Island Women: WE Don't Want Seabed Mining Ever

Source: Little Green Palai

Just the thought of mining the seafloor in Melanesia is not sitting well with two women from Melanesia.

From Vanuatu, the new president of the Vanuatu National Council of Women, Mrs. Leias Cullwick is still firm on the Vanuatu women’s call to stop exploration and mining on the seafloor in Vanuatu.

“Why do even want to talk about seabed mining?” she asks. “We don’t want to hear about it. We don’t want to talk about it. Some things are meant to be left alone!  And for Vanuatu we will not support this project!

Mrs. Cullwick said the seafloor is God’s footstool. Why are we even going there? God is providing richly for us so why do we want to destroy this richness? She says, as air in some industrialized countries has become thick and heavy and not fit for humans, the Pacific is a place that will save the world because of its rich and clean environment. Mining the seafloor will destroy what’s left of the ecosystem since land based resources are harvested at a very fast rate.

In Papua New Guinea, Karkar Islander Ms.
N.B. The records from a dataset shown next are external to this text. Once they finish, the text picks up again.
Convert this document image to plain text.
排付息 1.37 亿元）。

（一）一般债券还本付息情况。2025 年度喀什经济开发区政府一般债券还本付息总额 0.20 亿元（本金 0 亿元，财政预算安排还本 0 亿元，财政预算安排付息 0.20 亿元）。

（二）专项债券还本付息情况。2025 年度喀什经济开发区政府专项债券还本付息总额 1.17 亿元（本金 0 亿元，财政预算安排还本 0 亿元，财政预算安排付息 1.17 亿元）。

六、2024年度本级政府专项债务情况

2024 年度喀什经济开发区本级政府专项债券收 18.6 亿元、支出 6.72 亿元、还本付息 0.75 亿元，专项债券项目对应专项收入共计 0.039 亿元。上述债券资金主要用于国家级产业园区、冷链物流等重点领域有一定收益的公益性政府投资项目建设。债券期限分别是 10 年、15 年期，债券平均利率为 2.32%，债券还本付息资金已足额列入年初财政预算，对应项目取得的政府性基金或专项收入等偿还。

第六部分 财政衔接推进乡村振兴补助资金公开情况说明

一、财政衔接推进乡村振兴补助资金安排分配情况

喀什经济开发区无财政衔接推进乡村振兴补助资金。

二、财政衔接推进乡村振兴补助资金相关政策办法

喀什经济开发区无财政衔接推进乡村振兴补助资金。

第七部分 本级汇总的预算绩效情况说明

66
Nenisa Ibak, an ordinary island woman and an active Karkar Island youth leader is still calling on Mining Minister Byron Chan to be a man and to respect the wishes of the people especially the women and children.

 

Ms Nenisa Ibak with Oro Governor Gary Juffa and civil society groups during the 2012 experimental seabed mining petition presentation in Port Moresby

Ms. Ibak said, in 2012 through ActNow PNG, 9,200 Karkar Islanders petitioned him to stop seabed mining. This call is still standing and more Karkar Islanders are joining this call.
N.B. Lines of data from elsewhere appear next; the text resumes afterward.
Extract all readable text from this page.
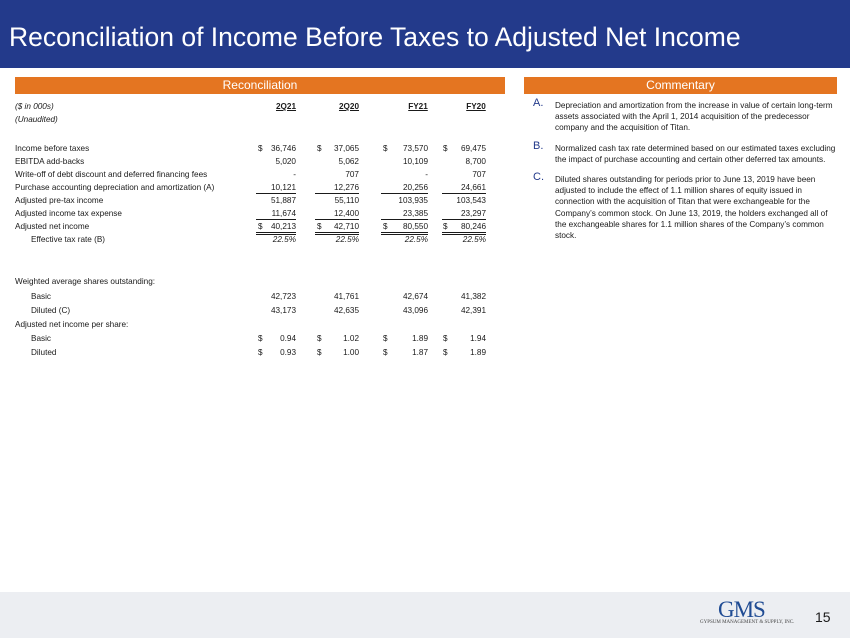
Reconciliation of Income Before Taxes to Adjusted Net Income
Reconciliation	Commentary
($ in 000s)	2Q21	2Q20	FY21	FY20
(Unaudited)
Income before taxes	$	36,746	$	37,065	$	73,570 $	69,475
EBITDA add-backs	5,020	5,062	10,109	8,700
Write-off of debt discount and deferred financing fees	-	707	-	707
Purchase accounting depreciation and amortization (A)	10,121	12,276	20,256	24,661
Adjusted pre-tax income	51,887	55,110	103,935	103,543
Adjusted income tax expense	11,674	12,400	23,385	23,297
Adjusted net income	$	40,213	$	42,710	$	80,550 $	80,246
Effective tax rate (B)	22.5%	22.5%	22.5%	22.5%
Weighted average shares outstanding:
Basic	42,723	41,761	42,674	41,382
Diluted (C)	43,173	42,635	43,096	42,391
Adjusted net income per share:
Basic	$	0.94	$	1.02	$	1.89 $	1.94
Diluted	$	0.93	$	1.00	$	1.87 $	1.89
A. Depreciation and amortization from the increase in value of certain long-term assets associated with the April 1, 2014 acquisition of the predecessor company and the acquisition of Titan.
B. Normalized cash tax rate determined based on our estimated taxes excluding the impact of purchase accounting and certain other deferred tax amounts.
C. Diluted shares outstanding for periods prior to June 13, 2019 have been adjusted to include the effect of 1.1 million shares of equity issued in connection with the acquisition of Titan that were exchangeable for the Company’s common stock. On June 13, 2019, the holders exchanged all of the exchangeable shares for 1.1 million shares of the Company’s common stock.
GMS
GYPSUM MANAGEMENT & SUPPLY, INC. 15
“We are islanders. The sea is our land. It provides food and everything we need for our sustenance. Seabed mining will destroy us even if mining is happening miles away, the impact will still get to us.”

Mrs Cullwick said, our governments have not yet been able to manage well what we already have; our forests, our land, and our resources so our call is for them to get our houses in order first before we even think about projects that will require foreign knowledge and skills.

Starting tomorrow in Sydney the Papua New Guinea Mines and Petroleum Department will be hosting its investment conference in the hope of bringing more investors to mine in Papua New Guinea.